China set to restrict foreign property investment (Xinhua) Updated: 2006-07-17 18:42
Chinese authorities have drawn up a policy to restrict foreign investment in
the country's property market, the China Business News reported Monday.
It quoted a well-informed source as saying that the document had been signed
by the Ministries of Construction and Commerce and four other central
departments, and submitted to the State Council.
The State Council would decide when the document would be issued or enforced
depending on the development of market, the report said.
The Ministry of Construction declined to comment when contacted by Xinhua,
though senior officials from the ministry and the State Administration of
Foreign Exchange had earlier confirmed the proposed policy to the media.
According to the report, only foreign businesses with offices in China or
foreigners who had worked or studied in China for more than one year would be
allowed to buy property for self-use.
Foreign businesses looking to invest in housing development would be required
to obtain approval from the Ministry of Commerce and be licensed by the State
Administration of Industry and Commerce.
The source said the last item would effectively stop hot money from entering
the property sector.
The government has been keen to cool the wild property market, as it has
sparked grave public concern over housing security and is fueling the fast
expansion of investment and bank lending.

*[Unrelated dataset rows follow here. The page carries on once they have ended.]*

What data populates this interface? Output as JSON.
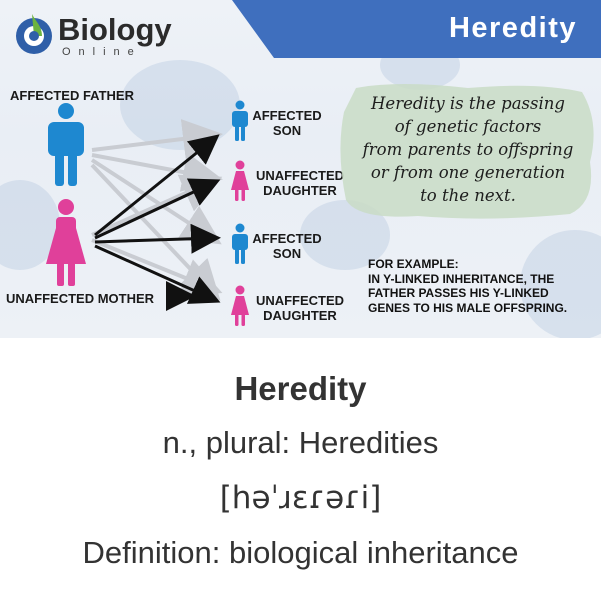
{
  "header": {
    "title": "Heredity"
  },
  "logo": {
    "name": "Biology",
    "sub": "Online"
  },
  "figure": {
    "father_label": "AFFECTED FATHER",
    "mother_label": "UNAFFECTED MOTHER",
    "children": [
      {
        "line1": "AFFECTED",
        "line2": "SON",
        "color": "#1e88d0"
      },
      {
        "line1": "UNAFFECTED",
        "line2": "DAUGHTER",
        "color": "#e0409a"
      },
      {
        "line1": "AFFECTED",
        "line2": "SON",
        "color": "#1e88d0"
      },
      {
        "line1": "UNAFFECTED",
        "line2": "DAUGHTER",
        "color": "#e0409a"
      }
    ],
    "colors": {
      "male": "#1e88d0",
      "female": "#e0409a",
      "header": "#3f6fbe",
      "note_bg": "#c9dcc6"
    }
  },
  "quote": {
    "lines": [
      "Heredity is the passing",
      "of genetic factors",
      "from parents to offspring",
      "or from one generation",
      "to the next."
    ]
  },
  "example": {
    "lines": [
      "FOR EXAMPLE:",
      "IN Y-LINKED INHERITANCE, THE",
      "FATHER PASSES HIS Y-LINKED",
      "GENES TO HIS MALE OFFSPRING."
    ]
  },
  "definition": {
    "term": "Heredity",
    "plural": "n., plural: Heredities",
    "pronunciation": "[həˈɹɛɾəɾi]",
    "meaning": "Definition: biological inheritance"
  }
}
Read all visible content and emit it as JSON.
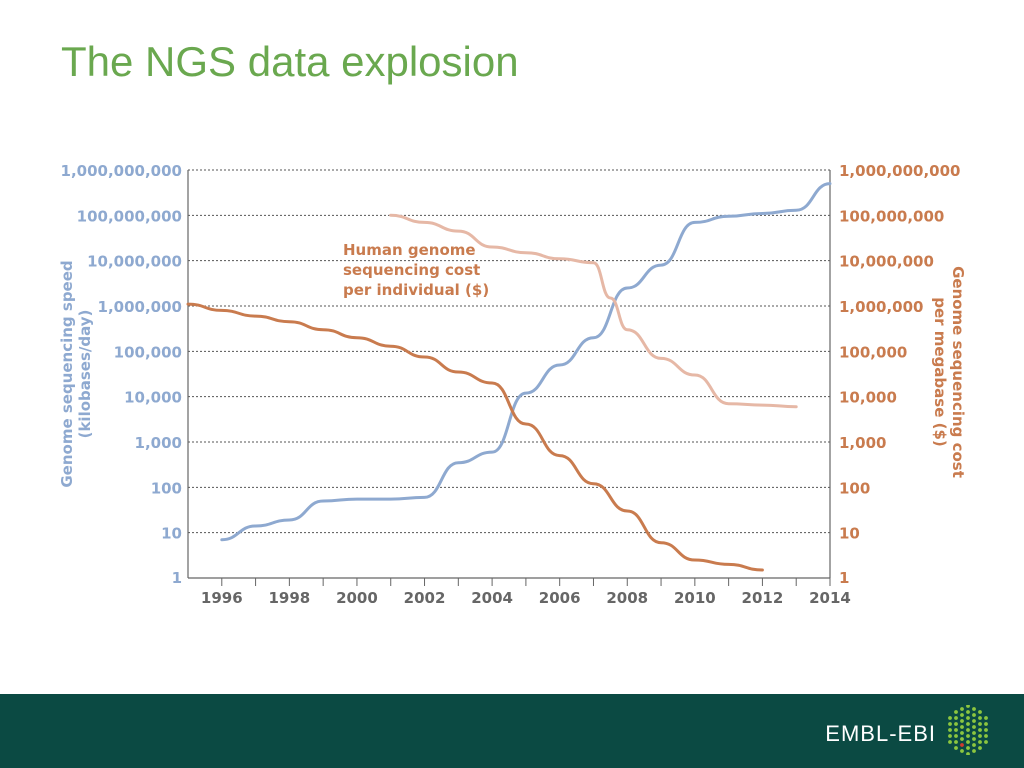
{
  "title": "The NGS data explosion",
  "footer": {
    "logo_text": "EMBL-EBI"
  },
  "colors": {
    "title": "#6aa84f",
    "speed_series": "#8ea9d0",
    "cost_megabase_series": "#c97b4e",
    "cost_individual_series": "#e6b8a6",
    "footer_bg": "#0b4a43",
    "left_axis_text": "#8ea9d0",
    "right_axis_text": "#c97b4e",
    "grid": "#555555"
  },
  "chart_data": {
    "type": "line",
    "scale": "log",
    "grid": true,
    "xlim": [
      1995,
      2014
    ],
    "ylim": [
      1,
      1000000000
    ],
    "x_ticks": [
      "1996",
      "1998",
      "2000",
      "2002",
      "2004",
      "2006",
      "2008",
      "2010",
      "2012",
      "2014"
    ],
    "y_ticks_left": [
      "1",
      "10",
      "100",
      "1,000",
      "10,000",
      "100,000",
      "1,000,000",
      "10,000,000",
      "100,000,000",
      "1,000,000,000"
    ],
    "y_ticks_right": [
      "1",
      "10",
      "100",
      "1,000",
      "10,000",
      "100,000",
      "1,000,000",
      "10,000,000",
      "100,000,000",
      "1,000,000,000"
    ],
    "ylabel_left": "Genome sequencing speed (kilobases/day)",
    "ylabel_right": "Genome sequencing cost per megabase ($)",
    "annotation": "Human genome sequencing cost per individual ($)",
    "series": [
      {
        "key": "speed",
        "axis": "left",
        "x": [
          1996,
          1997,
          1998,
          1999,
          2000,
          2001,
          2002,
          2003,
          2004,
          2005,
          2006,
          2007,
          2008,
          2009,
          2010,
          2011,
          2012,
          2013,
          2014
        ],
        "values": [
          7,
          14,
          19,
          50,
          55,
          55,
          60,
          350,
          600,
          12000,
          50000,
          200000,
          2500000,
          8000000,
          70000000,
          95000000,
          110000000,
          130000000,
          500000000
        ]
      },
      {
        "key": "cost_megabase",
        "axis": "right",
        "x": [
          1995,
          1996,
          1997,
          1998,
          1999,
          2000,
          2001,
          2002,
          2003,
          2004,
          2005,
          2006,
          2007,
          2008,
          2009,
          2010,
          2011,
          2012
        ],
        "values": [
          1100000,
          800000,
          600000,
          450000,
          300000,
          200000,
          130000,
          75000,
          35000,
          20000,
          2500,
          500,
          120,
          30,
          6,
          2.5,
          2,
          1.5
        ]
      },
      {
        "key": "cost_individual",
        "axis": "right",
        "x": [
          2001,
          2002,
          2003,
          2004,
          2005,
          2006,
          2007,
          2007.5,
          2008,
          2009,
          2010,
          2011,
          2012,
          2013
        ],
        "values": [
          100000000,
          70000000,
          45000000,
          20000000,
          15000000,
          11000000,
          9000000,
          1500000,
          300000,
          70000,
          30000,
          7000,
          6500,
          6000
        ]
      }
    ]
  }
}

It is widely believed that foreign money is partly to blame for soaring
housing prices in major cities, though the current system makes it hard for the
government to have a reliable figure on the actual size of the foreign
investment in the sector.
The State Administration of Foreign Exchange (SAFE) is already working to
improve its international payments statistics system to enable tracking of "hot
money" into the country.
China previously had rigid controls on house renting and purchases by
foreigners, but the restrictions were removed in 2002.
An earlier report by the China Securities Journal quoted a report by the
International Monetary Fund as saying that 137 of the IMF's 187 members had
restrictions on the acquisition of real estate by foreigners.